Saturday, November 12, 2011

Ivory Spirit

Walk around downtown Boston, and you can't help but notice the little stands selling T-shirts throughout the city. At each stall, the selection is the same. There's your classic "Boston" shirt, red lettering on navy. You've got the green shirt with the three-leaf clover (makes you 75% luckier?). And then you see it: The red shirt with white lettering. But those letter's don't spell "Boston" (or bah-stahn, as the locals would call it), they spell "Harvard" (hah-vahd).

Suspiciously missing from apparel stands everywhere

But anyone who goes to school in or around the Boston area knows that Harvard isn't the only school here - in fact, Harvard's student population (graduate and undergraduate) totals around 27 thousand, according to Wikipedia. Compare that to Bentley, BC, BU, Brandeis, Emerson, MIT, Newbury, Northeastern, Quincy,  Simmons, Suffolk, Tufts, and dozens of others, and you're not exactly talking about the majority of the student population of the Boston area.

Then again, people can't be expected to want a Tufts shirt until they understand the university. What makes it tick? What are its traditions? What's the spirit behind the brown and blue? Good news, folks. The answers are here.

First, a sampling. We have the kind of students here who, during September, when all the student clubs are busy recruiting members, post this on manholes throughout campus:

Or the type of kids who, between classes and other commitments, take time to stand outside the library entrance shouting compliments at every student who walks by. "I love your shoes!" one shouts, turning to face the confused freshman brushing past him. "I like your compliments!" I shout, albeit online, from behind a keyboard.

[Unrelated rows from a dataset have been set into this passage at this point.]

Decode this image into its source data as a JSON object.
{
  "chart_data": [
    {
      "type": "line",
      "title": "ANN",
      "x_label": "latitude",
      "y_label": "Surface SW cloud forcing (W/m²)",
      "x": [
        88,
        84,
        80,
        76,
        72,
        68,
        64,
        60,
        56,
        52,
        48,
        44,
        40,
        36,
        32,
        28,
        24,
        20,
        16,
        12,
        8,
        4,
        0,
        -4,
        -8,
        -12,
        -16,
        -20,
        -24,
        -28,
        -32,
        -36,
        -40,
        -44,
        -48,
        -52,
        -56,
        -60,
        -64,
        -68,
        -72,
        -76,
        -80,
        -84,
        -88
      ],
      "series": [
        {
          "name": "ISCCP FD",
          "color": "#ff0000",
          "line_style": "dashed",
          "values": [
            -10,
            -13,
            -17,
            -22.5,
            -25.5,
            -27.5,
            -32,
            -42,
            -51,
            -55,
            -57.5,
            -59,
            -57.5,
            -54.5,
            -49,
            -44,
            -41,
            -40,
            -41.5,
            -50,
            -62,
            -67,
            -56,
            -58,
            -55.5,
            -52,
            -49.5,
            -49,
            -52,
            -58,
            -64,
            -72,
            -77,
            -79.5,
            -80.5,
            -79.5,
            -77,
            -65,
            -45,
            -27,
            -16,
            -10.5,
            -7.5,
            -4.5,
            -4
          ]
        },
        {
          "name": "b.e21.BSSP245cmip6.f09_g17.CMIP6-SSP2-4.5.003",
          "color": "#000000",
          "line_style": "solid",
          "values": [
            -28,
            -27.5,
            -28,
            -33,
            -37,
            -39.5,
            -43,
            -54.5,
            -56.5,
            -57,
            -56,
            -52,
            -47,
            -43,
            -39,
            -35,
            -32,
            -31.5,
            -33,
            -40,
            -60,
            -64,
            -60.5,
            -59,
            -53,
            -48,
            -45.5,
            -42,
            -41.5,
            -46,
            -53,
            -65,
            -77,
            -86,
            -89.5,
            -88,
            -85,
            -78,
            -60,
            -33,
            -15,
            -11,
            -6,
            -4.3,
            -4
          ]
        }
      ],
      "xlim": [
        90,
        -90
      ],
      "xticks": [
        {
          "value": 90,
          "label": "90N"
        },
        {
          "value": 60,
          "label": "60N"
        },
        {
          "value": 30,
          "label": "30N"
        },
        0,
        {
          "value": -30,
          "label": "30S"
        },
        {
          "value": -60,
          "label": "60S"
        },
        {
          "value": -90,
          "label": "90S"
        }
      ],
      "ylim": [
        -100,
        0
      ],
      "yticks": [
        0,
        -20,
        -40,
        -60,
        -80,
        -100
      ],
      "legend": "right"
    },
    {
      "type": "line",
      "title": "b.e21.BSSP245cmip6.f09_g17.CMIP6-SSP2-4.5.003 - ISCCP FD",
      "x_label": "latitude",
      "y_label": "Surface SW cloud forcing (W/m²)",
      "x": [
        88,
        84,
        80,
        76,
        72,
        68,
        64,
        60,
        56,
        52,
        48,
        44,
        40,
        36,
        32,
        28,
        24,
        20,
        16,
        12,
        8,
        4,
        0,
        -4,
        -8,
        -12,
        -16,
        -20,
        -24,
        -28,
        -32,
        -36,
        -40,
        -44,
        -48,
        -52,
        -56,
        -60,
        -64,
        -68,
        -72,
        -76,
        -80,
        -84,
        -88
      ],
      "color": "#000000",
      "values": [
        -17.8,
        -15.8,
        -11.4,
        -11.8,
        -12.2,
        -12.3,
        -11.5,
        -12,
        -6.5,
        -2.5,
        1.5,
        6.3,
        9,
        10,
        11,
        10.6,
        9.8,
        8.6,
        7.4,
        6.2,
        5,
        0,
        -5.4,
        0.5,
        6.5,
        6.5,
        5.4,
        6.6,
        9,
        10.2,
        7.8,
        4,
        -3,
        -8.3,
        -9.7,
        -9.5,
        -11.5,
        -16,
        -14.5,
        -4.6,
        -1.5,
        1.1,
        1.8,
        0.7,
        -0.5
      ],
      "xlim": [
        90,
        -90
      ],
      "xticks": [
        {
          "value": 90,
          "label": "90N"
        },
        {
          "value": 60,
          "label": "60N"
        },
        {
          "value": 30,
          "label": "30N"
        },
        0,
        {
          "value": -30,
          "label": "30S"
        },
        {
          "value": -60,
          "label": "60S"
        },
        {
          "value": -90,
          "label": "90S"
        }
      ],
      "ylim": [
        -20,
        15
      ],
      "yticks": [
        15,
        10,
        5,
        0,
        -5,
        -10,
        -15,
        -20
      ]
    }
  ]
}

Perhaps the most comprehensive collection of Jumbo pride now exists in the newly created "Ivory Book," a recent reincarnation of an ancient Tufts tradition, the "Ivy Book." But at Tufts, we're not about the Ivy. We're not Harvard. We don't come with a record-setting $32 billion dollar endowment (though we're not exactly the school of hard knocks, Senator Brown), and we don't have T-shirts on sale in the Boston Commons.

What we have is a sense of humor. What we have is a sense of goodness. What we have is  Jumbo pride, and some new Ivory spirit.